Brakiss took Elzie’s arm as they headed towards the corner. Elzie watched him carefully; he looked tired, but not the kind of tired that meant his anemia was giving him trouble. Still, she didn’t remember him sitting down once the whole time, so she resolved to keep an eye on him until they were home.
“I really appreciate how hard you worked today,” he said softly.
Elzie blushed and squeezed his hand. “Anything for my best friend.”
“So, what were you planning to do with your hair?”
She gave him a sidelong glare. “Um, exactly what I’m doing now, because strangers touching my hair is how fingers get broken.”
Brakiss grinned down at her hopefully. “Leia’s not a stranger, though, right?”
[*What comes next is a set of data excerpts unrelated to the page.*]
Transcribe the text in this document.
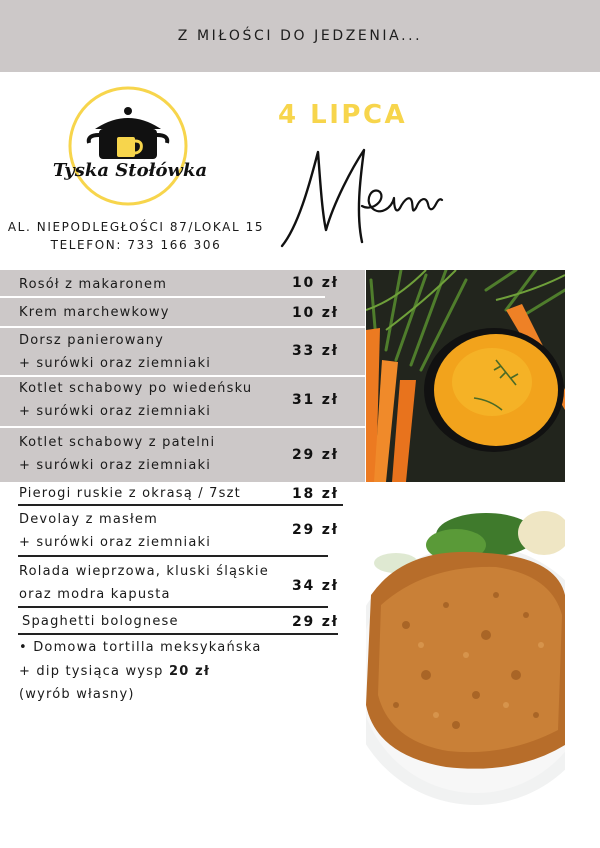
Z MIŁOŚCI DO JEDZENIA...
Tyska Stołówka
AL. NIEPODLEGŁOŚCI 87/LOKAL 15
TELEFON: 733 166 306
4 LIPCA
Menu
Rosół z makaronem	10 zł
Krem marchewkowy	10 zł
Dorsz panierowany
+ surówki oraz ziemniaki
33 zł
Kotlet schabowy po wiedeńsku
+ surówki oraz ziemniaki
31 zł
Kotlet schabowy z patelni
+ surówki oraz ziemniaki
29 zł
Pierogi ruskie z okrasą / 7szt	18 zł
Devolay z masłem
+ surówki oraz ziemniaki
29 zł
Rolada wieprzowa, kluski śląskie
oraz modra kapusta
34 zł
Spaghetti bolognese	29 zł
• Domowa tortilla meksykańska
+ dip tysiąca wysp 20 zł
(wyrób własny)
“No,” Elzie sighed with exaggerated reluctance. “Leia’s allowed to touch my hair, it’s fine.”
“Oh, good,” said Leia, coming up behind them. “I’ve always wanted to see what you looked like properly styled.”
“Just don’t put anything sticky in it,” Elzie told her. “And no makeup. I draw the line at weird stuff on my face.”
“Can I draw that line, too?” asked Jaina.
“Jaina…” Leia sighed.
“What? I don’t like stuff on my face, either.”
“Unless it’s engine grease, apparently.”
“I guess you and I will just have to content ourselves with being the real beauties at the ball,” Mara told Leia with a wink.
“Besides me,” said Brakiss.
“That’s right, ladies,” Lando added. “You know it's bad manners to outshine the blushing bride.”
“See, that’s why I like you, Lando,” Brakiss replied. “You’re a man of class.”